Discussion: members identified several content and navigation priorities. They recommended: (1) shortening the homepage text so casual visitors see a short explanation of MOLST up front and find expanded history, background and POLST origins via links; (2) reorganizing the resources so training, legislation/policies and FAQs are in clear, separate buckets for eligible providers, EMS and the public; (3) removing or relabeling outdated items such as references to the “lime green form” and checking the provenance of documents labeled “IOM” or other undated items; and (4) consolidating provider-facing conversation guides and sample questions in a provider resources area, while keeping simpler consumer-facing language on the public side of the site.
Vetting and authorship: the subgroup agreed clinical review will be required for materials intended to guide conversations about life-sustaining treatments.
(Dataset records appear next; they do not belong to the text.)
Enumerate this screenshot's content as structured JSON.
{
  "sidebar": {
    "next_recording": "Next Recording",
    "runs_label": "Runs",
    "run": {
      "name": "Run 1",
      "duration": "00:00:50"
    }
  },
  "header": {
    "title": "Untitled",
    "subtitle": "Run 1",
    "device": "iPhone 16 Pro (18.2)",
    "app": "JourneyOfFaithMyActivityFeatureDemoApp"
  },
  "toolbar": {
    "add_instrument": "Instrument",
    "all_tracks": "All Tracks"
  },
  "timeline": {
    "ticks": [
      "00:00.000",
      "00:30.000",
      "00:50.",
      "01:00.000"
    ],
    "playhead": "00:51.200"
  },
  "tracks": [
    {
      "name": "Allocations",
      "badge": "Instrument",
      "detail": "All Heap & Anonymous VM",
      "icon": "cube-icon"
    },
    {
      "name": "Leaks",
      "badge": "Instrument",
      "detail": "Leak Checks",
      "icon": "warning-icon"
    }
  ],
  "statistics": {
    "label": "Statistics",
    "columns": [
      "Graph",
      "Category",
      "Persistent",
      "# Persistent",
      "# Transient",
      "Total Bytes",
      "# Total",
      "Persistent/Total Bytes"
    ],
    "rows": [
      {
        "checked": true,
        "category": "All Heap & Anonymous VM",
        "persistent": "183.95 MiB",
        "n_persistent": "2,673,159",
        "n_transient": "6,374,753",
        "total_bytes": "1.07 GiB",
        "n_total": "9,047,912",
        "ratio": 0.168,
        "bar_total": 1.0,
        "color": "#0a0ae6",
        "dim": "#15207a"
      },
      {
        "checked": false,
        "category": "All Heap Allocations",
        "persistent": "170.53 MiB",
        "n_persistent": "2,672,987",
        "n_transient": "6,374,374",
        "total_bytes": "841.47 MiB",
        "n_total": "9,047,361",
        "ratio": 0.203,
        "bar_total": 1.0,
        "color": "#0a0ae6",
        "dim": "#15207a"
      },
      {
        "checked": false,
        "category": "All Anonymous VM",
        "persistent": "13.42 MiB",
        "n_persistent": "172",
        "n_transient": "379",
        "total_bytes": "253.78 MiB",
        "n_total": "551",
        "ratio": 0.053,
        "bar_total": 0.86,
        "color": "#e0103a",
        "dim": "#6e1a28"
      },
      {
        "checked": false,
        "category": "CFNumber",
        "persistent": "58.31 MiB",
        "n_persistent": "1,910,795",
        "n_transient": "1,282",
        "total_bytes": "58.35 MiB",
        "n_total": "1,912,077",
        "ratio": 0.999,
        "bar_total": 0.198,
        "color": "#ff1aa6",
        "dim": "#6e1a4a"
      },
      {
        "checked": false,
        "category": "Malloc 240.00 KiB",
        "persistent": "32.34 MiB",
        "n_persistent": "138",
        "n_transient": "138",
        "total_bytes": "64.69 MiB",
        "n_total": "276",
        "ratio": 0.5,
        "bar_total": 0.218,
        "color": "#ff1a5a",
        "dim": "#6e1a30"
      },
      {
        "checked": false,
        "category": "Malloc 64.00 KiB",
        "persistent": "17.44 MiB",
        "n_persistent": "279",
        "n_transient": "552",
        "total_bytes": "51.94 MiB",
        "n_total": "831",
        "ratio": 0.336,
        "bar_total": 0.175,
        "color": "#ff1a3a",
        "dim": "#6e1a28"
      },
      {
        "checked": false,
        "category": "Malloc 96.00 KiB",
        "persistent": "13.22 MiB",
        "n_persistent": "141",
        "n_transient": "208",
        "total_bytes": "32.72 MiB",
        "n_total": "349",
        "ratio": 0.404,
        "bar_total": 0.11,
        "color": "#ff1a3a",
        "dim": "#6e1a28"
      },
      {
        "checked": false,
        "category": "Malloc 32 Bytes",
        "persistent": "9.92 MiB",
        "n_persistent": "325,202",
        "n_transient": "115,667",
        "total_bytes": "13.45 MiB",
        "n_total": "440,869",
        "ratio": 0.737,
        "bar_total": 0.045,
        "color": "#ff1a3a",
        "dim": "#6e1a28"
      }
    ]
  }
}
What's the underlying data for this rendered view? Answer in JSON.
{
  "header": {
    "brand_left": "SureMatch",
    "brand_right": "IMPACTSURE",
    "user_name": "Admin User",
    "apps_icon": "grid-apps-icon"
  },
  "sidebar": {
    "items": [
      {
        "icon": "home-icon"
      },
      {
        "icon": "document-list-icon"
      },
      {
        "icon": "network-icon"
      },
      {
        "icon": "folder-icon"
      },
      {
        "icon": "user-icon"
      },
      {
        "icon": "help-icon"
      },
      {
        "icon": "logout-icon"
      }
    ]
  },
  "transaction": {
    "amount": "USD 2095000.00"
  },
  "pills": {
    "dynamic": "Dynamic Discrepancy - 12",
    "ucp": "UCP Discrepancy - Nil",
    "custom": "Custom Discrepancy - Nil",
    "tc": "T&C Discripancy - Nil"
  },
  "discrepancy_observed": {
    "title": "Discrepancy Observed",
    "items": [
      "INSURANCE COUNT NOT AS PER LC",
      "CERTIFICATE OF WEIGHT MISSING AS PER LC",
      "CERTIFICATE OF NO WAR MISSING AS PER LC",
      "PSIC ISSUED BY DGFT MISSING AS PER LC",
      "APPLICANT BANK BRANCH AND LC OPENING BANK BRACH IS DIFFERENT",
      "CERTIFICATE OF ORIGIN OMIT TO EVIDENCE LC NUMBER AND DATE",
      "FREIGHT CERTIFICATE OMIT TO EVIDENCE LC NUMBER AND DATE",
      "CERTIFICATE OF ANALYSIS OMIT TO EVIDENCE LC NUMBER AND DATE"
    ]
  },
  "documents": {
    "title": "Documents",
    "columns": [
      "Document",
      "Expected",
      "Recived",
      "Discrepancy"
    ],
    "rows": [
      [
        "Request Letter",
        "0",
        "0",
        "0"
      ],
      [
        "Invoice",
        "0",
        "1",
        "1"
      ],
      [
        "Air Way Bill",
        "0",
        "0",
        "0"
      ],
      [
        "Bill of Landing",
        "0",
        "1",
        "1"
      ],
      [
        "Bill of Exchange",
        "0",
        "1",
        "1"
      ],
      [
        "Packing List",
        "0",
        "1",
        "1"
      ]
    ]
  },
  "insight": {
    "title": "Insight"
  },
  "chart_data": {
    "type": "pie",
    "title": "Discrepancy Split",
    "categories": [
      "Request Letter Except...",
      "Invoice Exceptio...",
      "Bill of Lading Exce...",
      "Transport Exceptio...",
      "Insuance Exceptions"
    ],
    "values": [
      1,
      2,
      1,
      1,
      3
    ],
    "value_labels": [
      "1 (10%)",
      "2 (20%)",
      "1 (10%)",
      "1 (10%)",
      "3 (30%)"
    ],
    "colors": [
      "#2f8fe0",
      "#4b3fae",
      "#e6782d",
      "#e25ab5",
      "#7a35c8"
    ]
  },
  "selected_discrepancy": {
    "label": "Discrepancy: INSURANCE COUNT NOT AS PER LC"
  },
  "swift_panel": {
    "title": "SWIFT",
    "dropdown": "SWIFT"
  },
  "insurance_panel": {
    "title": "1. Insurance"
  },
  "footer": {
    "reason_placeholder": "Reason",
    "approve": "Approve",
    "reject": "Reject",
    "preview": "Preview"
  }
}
Members said they want clinician endorsement or co‑authorship (the transcript names clinicians referenced informally) and suggested giving documents a recent “revised” date so users see the materials are current.
Forms and training: the group confirmed a move toward digital-first MOLST forms. Connecticut Department of Public Health staff will draft language about how hospitals can incorporate MOLST training into their learning management systems and will coordinate on where videos and EMS training materials should live (on the website or the state's training portal). The subgroup will also identify which resources are still current and which links should be removed or updated.
Assignments and timeline: subgroup members agreed to split tasks. DPH staff (identified in the meeting) and subgroup participants will search Suzanne's (archival) boxes for original pilot documents and confirm dates; the web support person will prepare layout changes and make the site visuals "snappier" in October; and subgroup editors will extract and copy-edit the "What is MOLST" content and draft separate FAQ sets for providers, EMS and consumers. The group planned a follow-up meeting in two to three weeks (options the week of the 11th and the 18th were discussed) and will circulate draft FAQs and a resource list for broader review by the full advisory council.
Distinguishing discussion and direction: much of the session was editorial and planning discussion rather than a formal vote. The group reached consensus on next steps and assigned follow-up tasks to staff and subgroup members; no formal motions or votes were recorded.
Context and background: participants reiterated that MOLST is a written medical order concerning life-sustaining treatment options and is distinct from a health care representative form or general advanced directive. The subgroup discussed providing simple examples on the site (for instance, whether a patient wishes to receive cardiopulmonary resuscitation if their heart has stopped) and agreed that any clinical examples should be reviewed by clinicians before publication.
Next steps and public-facing items: the subgroup will circulate: the edited "What is MOLST" copy broken into headings, three draft FAQ sets (providers, EMS, consumers), a prioritized resource list for verification, and suggested site navigation changes. DPH staff will draft language for hospital LMS integration and confirm which training materials will be hosted on the department's training portal versus embedded on the public site. The subgroup will reconvene for progress updates and to finalize items for publication.